The subtitle, Magueyes (the plural form of maguey, also known as the agave, or century plant), is somewhat cryptic. It has been suggested that it may refer to the song of the tlachiquero, a peasant who extracts the juice of the maguey to make the alcoholic drink pulque. Two other suggestions are that the cactus may be a metaphor for a political critique of the Mexican ruling bourgeoisie's strong preference for imported European music over the domestic product, or else a symbol of the expression of a composer's independent and prickly self-confident will to survive a confrontation with the highly demanding genre of the string quartet, along with an urge for nationalist music.

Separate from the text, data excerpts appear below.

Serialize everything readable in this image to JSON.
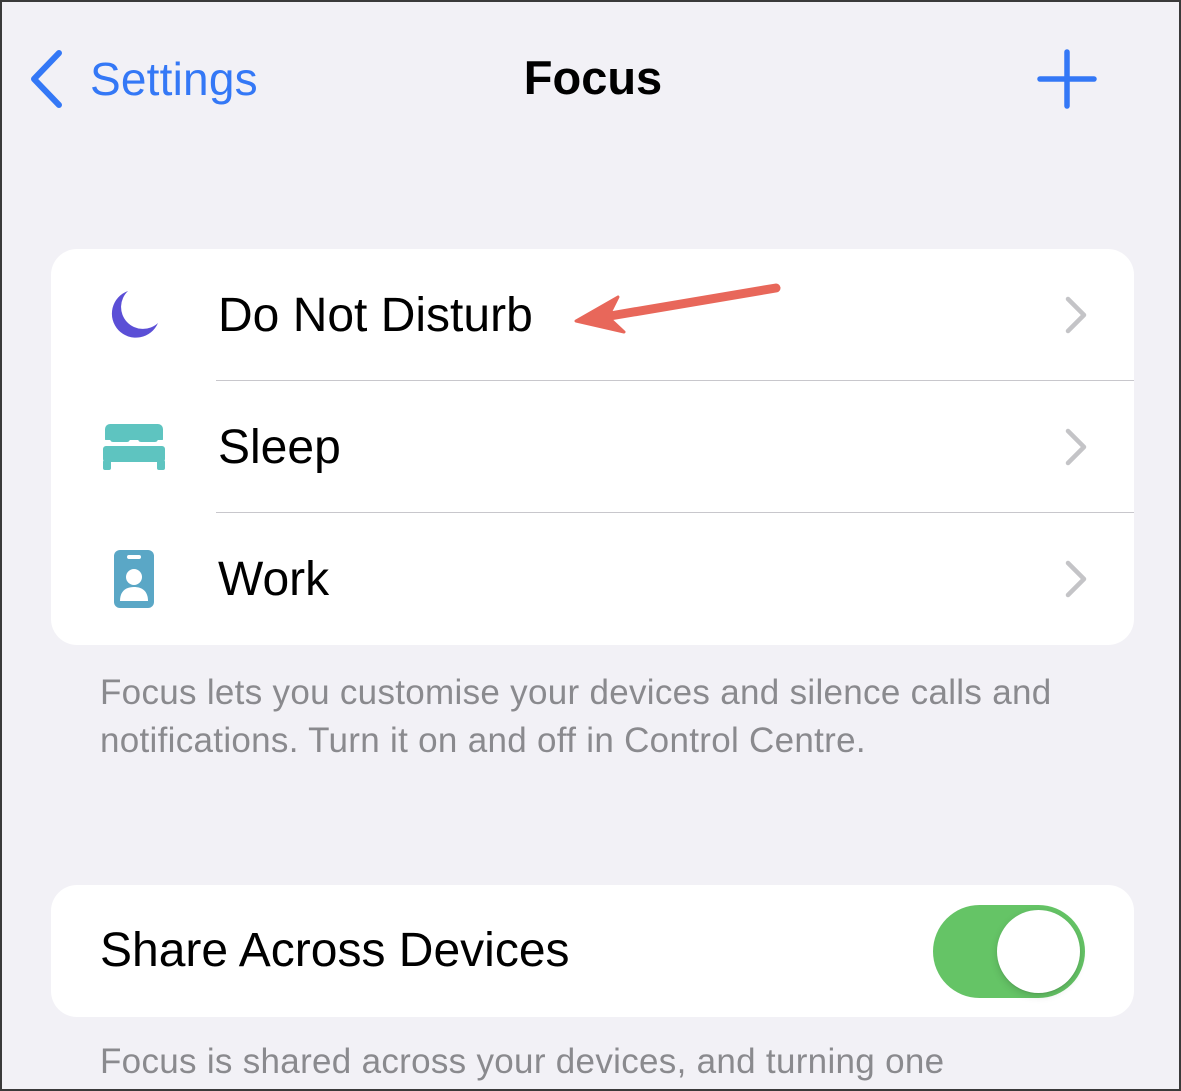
{
  "colors": {
    "accent": "#3478f6",
    "toggle_on": "#65c466",
    "moon_icon": "#5b4fd6",
    "sleep_icon": "#5ec4c0",
    "work_icon": "#5aa7c6",
    "annotation_arrow": "#e8675a",
    "chevron": "#c4c4c7"
  },
  "nav": {
    "back_label": "Settings",
    "title": "Focus",
    "add_icon": "plus-icon",
    "back_icon": "chevron-left-icon"
  },
  "focus_modes": [
    {
      "label": "Do Not Disturb",
      "icon": "moon-icon"
    },
    {
      "label": "Sleep",
      "icon": "bed-icon"
    },
    {
      "label": "Work",
      "icon": "id-badge-icon"
    }
  ],
  "focus_footer": "Focus lets you customise your devices and silence calls and notifications. Turn it on and off in Control Centre.",
  "share": {
    "label": "Share Across Devices",
    "enabled": true
  },
  "share_footer": "Focus is shared across your devices, and turning one"
}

However, an even simpler solution (with possible autobiographic allusions) may lie in the fact that, at the very opening of the quartet, Revueltas quotes a famous song of the time, known as "Los Magueyes". One version of the lyrics begins:

Le pido al cielo que se sequen los magueyes
Porque esos magueyes son causa de mi desgracias;
Soy muy borracho y nada me causa gracia,
Porque no me ama la mujer que tanto amé.

I pray to heaven to dry up the magueys,
Because these agaves are the cause of my misfortune;
I am very drunk and nothing gives me satisfaction,
Because the woman I loved so much does not love me.

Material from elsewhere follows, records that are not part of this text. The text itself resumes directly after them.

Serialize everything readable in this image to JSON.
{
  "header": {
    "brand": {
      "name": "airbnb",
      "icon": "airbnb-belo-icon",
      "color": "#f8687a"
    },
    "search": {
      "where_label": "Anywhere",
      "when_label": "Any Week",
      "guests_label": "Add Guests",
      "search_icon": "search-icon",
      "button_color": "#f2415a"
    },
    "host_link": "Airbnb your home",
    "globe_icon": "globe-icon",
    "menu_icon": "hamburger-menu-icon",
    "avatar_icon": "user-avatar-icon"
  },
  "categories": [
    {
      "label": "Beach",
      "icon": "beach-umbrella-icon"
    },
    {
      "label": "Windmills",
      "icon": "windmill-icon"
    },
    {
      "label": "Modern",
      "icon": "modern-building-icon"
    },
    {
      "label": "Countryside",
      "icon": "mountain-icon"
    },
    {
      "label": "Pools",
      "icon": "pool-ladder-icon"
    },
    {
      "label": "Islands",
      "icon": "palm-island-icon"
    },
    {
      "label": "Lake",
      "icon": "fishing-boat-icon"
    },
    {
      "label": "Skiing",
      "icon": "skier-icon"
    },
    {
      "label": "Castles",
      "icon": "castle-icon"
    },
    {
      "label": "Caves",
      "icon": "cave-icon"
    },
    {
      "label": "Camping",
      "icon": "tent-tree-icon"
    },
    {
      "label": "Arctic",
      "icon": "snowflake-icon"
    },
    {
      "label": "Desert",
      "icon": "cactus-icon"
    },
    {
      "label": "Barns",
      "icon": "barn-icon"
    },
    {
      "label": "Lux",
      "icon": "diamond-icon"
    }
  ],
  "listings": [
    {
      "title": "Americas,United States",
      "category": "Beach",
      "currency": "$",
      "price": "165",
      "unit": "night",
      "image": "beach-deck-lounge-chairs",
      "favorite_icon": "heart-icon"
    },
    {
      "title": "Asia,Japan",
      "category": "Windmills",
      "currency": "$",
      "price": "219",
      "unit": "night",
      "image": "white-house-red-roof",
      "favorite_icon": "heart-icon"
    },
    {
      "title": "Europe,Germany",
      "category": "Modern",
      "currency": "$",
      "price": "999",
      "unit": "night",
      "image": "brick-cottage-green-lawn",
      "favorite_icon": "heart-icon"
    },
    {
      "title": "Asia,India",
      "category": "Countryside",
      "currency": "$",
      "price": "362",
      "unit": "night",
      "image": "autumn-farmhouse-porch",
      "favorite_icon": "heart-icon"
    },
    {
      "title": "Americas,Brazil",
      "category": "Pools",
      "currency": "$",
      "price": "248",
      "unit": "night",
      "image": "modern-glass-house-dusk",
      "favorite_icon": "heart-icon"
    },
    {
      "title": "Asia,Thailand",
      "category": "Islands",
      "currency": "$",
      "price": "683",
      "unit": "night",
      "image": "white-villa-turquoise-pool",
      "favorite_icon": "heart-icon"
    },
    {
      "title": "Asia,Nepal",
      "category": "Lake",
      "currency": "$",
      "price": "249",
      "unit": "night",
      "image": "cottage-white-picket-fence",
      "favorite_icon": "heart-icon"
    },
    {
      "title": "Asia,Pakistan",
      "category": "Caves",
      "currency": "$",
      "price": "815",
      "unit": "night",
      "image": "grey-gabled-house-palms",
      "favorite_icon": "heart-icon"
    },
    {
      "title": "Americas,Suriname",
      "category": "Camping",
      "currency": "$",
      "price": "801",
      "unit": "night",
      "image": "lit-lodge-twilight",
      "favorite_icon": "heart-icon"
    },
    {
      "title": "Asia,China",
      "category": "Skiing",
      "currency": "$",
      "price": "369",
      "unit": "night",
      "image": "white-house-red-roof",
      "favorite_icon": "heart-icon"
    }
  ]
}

The first movement is in four sections displaying an A–B–A′–B′ binary-form pattern, which alternatively can be described as a sonata form without a development.

The second movement is divided into three sections, in a fast-slow-fast relationship. The central, slow section quotes a lento interpolation found in the first movement. In fact, most of the motivic material in this "angry scherzo" is held in common with the first movement.

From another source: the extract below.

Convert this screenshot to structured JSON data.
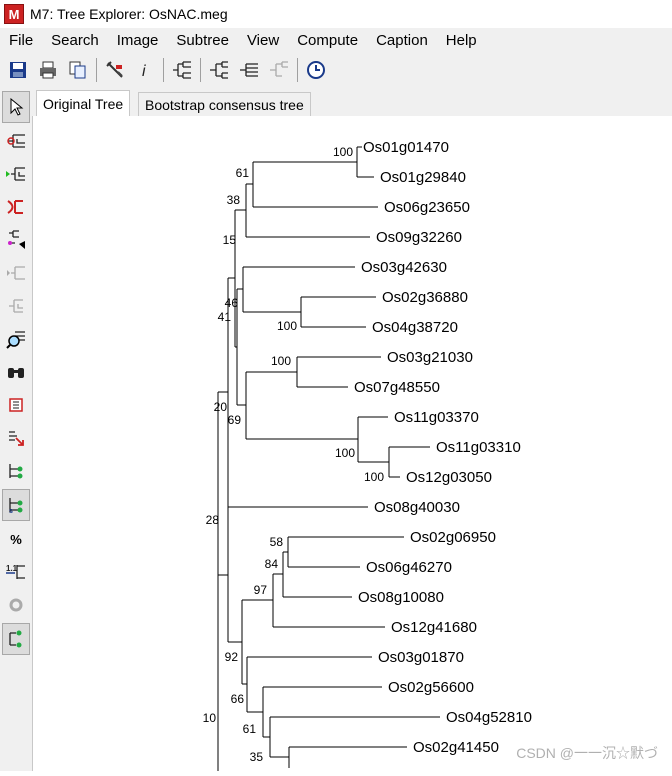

The concluding movement is very short, only thirty-seven bars. It opens with a brief subject in quintuple meter, presented in stretto imitations, and continues in a busy and noisy fashion to the end. The characteristic staggered rhythms of the beginning are gradually brought together into unison rhythms over the course of the movement.

==Discography==

- Cuartetos de cuerda de Silvestre Revueltas. String Quartets 1–4. Cuarteto de Cuerdas Latinoamericano (Jorge Risi and Aron Bitrán, violins; Javier Montiel, viola; Alvaro Bitrán, cello). Recorded in the Sala Carlos Chávez, Centro Cultural Universitario, June 1984. LP recording, 1 disc: analog, 33⅓ rpm, stereo, 12 in. Voz Viva de México: Serie Música Nueva. México: Universidad Nacional Autónoma de México, 1984. Reissued as Silvestre Revueltas: Los cuartetos de cuerdas, second edition. LP recording, 1 disc: analog, 33⅓ rpm, stereo, 12 in. Voz Viva 337–338. Serie Música nueva MN-22. [Mexico City]: Voz Viva, 1987.
- Silvestre Revueltas, Alberto Ginastera, Heitor Villa-Lobos: String Quartets/Cuartetos para cuerdas. Revueltas: Música de feria and Quartet no. 2 (Magueyes); Ginastera, Quartet no. 1, Op. 20; Villa-Lobos: Quartet no. 17. Cuarteto Latinoamericano. Recorded October 1988 in Carnegie Music Hall, Carnegie, Pennsylvania. CD recording, 1 disc: digital, stereo, 4¾ in. Elan CD 2218. Adelphi, Maryland.: Elan, 1989.
- Silvestre Revueltas. Música de feria: The String Quartets/los cuartetos de cuerda. Quartet No. 1; Quartet No. 2, Magueyes; Quartet No. 3; Quartet No. 4: Música de feria. Cuarteto Latinoamericano. Recorded April 9–10, 1993, at the Carnegie Free Library, Carnegie, Pennsylvania. New Albion NA062CD. Classical Music Library. San Francisco: New Albion Records, 1993. Reissued as Revueltas String Quartets Nos. 1–4. Hong Kong : Naxos Digital Services Ltd., [2009], streaming audio (online resource).
- Martínez Bourguet String Quartet Plays Silvestre Revueltas. String Quartets 1–3 and Música de feria. Martínez Bourguet String Quartet (Pablo Arturo Martínez Bourguet and Ekaterine Martínez Bourguet, violins; Alessia Martínez Bourguet, viola; César Martínez Bourguet, cello). Recorded in the summer of 2006 in the Sala Carlos Chávez, Universidad Nacional Autónoma de México. CD recording, 1 disc: digital, 4¾ in., stereo. MB Producciones [s.n.]. [Mexico]: MB Producciones, 2007.